А между тем разве вкрадчивая страсть позволяет нам видеть, куда она нас ведет? Ведь она владеет нами и тогда, когда мы, вняв голосу рассудка, отрекаемся от нее; пусть по-иному, но мы еще тешимся милой привычкой. Так было и со мной. Если близость Фридерики и пугала меня, то я все же не знал ничего приятнее, чем в разлуке думать о ней, с нею беседовать. Я стал реже посещать Зезенгейм, но тем оживленнее была наша переписка. Она умела весело рассказывать мне о своей жизни, грациозно о своих чувствах, и я, с нежностью и страстью, перебирал все ее достоинства. Разлука давала мне свободу, и моя любовь по-настоящему расцветала лишь в этих беседах на расстоянии. В такие минуты я был совершенно слеп по отношению к будущему; бег времени и всевозможные занятия сильно отвлекали меня. До сих пор мое живое отношение к современности, к сегодняшнему дню помогало мне справляться с самыми разнообразными делами, но под конец все они нагромоздились друг на друга, как это обычно бывает накануне отъезда.
И еще одно случайное происшествие поглотило мои последние дни в Страсбурге. Я находился среди прочих гостей в одном загородном доме, откуда был отлично виден фасад собора и вздымающаяся над ним башня. «Как жаль, – заметил кто-то, – что собор остался незаконченным и эта башня единственной». – «Жаль также, – отвечал я, – что не закончена и эта единственная башня: четыре верхних завитка недостаточно заострены, их должны были венчать еще четыре легких шпиля и там, где теперь неуклюже торчит крест, один средний повыше».

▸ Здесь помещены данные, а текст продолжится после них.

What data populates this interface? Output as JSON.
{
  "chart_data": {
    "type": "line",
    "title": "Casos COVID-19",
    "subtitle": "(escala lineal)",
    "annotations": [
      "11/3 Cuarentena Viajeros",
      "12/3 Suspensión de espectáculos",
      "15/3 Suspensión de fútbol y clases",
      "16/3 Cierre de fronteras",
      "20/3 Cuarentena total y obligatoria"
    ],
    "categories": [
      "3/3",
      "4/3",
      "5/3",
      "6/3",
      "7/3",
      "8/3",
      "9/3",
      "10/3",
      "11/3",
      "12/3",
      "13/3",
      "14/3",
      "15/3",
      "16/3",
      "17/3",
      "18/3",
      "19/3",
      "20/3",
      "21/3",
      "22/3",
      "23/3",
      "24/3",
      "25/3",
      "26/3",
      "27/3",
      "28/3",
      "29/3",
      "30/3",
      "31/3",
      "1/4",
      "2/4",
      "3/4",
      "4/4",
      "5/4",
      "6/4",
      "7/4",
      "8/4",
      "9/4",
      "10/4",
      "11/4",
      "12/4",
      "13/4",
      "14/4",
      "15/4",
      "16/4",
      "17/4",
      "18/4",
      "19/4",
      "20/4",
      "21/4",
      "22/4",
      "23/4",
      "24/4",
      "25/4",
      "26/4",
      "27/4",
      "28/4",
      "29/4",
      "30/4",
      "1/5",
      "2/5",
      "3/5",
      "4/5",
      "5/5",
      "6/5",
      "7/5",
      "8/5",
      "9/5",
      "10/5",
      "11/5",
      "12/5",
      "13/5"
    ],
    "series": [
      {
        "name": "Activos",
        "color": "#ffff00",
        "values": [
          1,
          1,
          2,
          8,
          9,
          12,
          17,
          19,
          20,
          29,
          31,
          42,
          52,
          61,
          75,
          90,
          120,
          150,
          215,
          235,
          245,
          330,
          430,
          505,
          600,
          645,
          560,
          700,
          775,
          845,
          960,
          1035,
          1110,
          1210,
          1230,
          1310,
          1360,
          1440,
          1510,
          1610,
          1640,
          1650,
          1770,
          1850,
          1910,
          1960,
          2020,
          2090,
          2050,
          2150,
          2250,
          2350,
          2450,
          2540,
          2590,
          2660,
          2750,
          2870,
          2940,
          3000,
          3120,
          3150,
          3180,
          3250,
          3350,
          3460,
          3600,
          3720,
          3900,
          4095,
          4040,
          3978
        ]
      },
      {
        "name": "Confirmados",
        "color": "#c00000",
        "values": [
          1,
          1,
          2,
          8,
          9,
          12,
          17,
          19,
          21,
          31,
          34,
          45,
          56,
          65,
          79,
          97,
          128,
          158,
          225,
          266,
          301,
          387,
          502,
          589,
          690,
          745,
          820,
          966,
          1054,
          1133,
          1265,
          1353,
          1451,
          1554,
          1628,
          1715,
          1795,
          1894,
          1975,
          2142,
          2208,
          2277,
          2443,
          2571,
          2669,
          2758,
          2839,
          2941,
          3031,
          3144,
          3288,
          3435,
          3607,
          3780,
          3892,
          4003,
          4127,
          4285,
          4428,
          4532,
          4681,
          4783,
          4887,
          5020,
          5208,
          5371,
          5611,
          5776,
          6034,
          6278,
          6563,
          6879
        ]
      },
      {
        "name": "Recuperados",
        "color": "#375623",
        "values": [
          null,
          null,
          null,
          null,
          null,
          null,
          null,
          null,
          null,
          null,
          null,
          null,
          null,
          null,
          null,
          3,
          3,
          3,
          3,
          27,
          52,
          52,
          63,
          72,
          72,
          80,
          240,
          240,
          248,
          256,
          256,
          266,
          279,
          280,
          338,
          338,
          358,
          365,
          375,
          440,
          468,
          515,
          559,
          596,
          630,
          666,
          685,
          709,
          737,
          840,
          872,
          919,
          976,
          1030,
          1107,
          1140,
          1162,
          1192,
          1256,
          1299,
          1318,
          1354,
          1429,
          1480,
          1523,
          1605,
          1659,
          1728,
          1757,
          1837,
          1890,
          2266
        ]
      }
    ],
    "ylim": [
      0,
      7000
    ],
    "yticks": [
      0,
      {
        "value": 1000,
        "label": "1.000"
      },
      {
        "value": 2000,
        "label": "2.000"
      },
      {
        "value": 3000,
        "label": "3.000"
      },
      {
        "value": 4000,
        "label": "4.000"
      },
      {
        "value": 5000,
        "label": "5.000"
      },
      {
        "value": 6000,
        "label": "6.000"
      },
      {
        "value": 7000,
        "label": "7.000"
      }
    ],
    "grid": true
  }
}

Когда я, со своей обычной живостью, высказал это замечание, один маленький бойкий человечек спросил меня: «Кто вам это сказал?» – «Сама башня, – отвечал я. – Я так долго, внимательно и любовно всматривался в нее, что она решилась наконец открыть мне сию очевидную тайну». – «Она вас не обманула, – отвечал он, – кому же это и знать, как не мне, ведь я состою надзирателем соборного здания. У нас в архиве еще хранятся оригинальные чертежи, это подтверждающие, можете их посмотреть, если хотите». Ввиду предстоящего отъезда я стал просить его поскорее оказать мне эту любезность. Он пригласил меня и вынес мне бесценные свитки; я быстро срисовал шпили, отсутствующие на здании, и пожалел, что раньше не знал об этом сокровище. Но таков уж был мой удел: с трудом и только благодаря созерцанию и наблюдению предметов составлять себе понятие о них, зато, может быть, более яркое и плодотворное, чем то, которое получаешь из чужих рук.
В тоске и смятении я все же не мог еще раз не повидать Фридерики. То были тяжкие дни, и воспоминание о них во мне не сохранилось. Когда я, уже вскочив в седло, в последний раз протянул ей руку, слезы стояли у нее в глазах, у меня же на душе было очень скверно. Я поехал по тропинке в Друзенгейм, и вдруг мне явилось странное видение. Я увидел – не физическим, но духовным взором – себя самого, едущим мне навстречу по той же тропинке, в платье, какого я еще никогда не носил, – темно-сером с золотым шитьем. Когда я очнулся, виденье исчезло. Самое же странное, что восемь лет спустя в платье, которое привиделось мне и которое я надел не преднамеренно, а случайно, я ехал по той же дороге, чтобы еще раз навестить Фридерику. Что бы ни означали подобные видения, но странный призрак в эти первые минуты разлуки несколько успокоил меня. Смягчилась боль от того, что я навсегда покидаю прекрасный Эльзас и все, что мне там встретилось. Вырвавшись из горести расставания, я поехал дальше уже в лучшем и более мирном настроении.
Приехав в Мангейм, я, горя от нетерпения, тотчас же ринулся в зал древностей, о котором был много наслышан. Еще в Лейпциге, читая Винкельмана и Лессинга, у нас толковали об этих выдающихся произведениях искусства, но видеть их мне не доводилось, ибо кроме Лаокоона-отца и Фавна с кастаньетами в академии других слепков не было. Эзер же, если и говорил при случае об этих статуях, то, по обыкновению, довольно загадочно. Да и как прикажете внушать неофиту понятия о вершинах искусства?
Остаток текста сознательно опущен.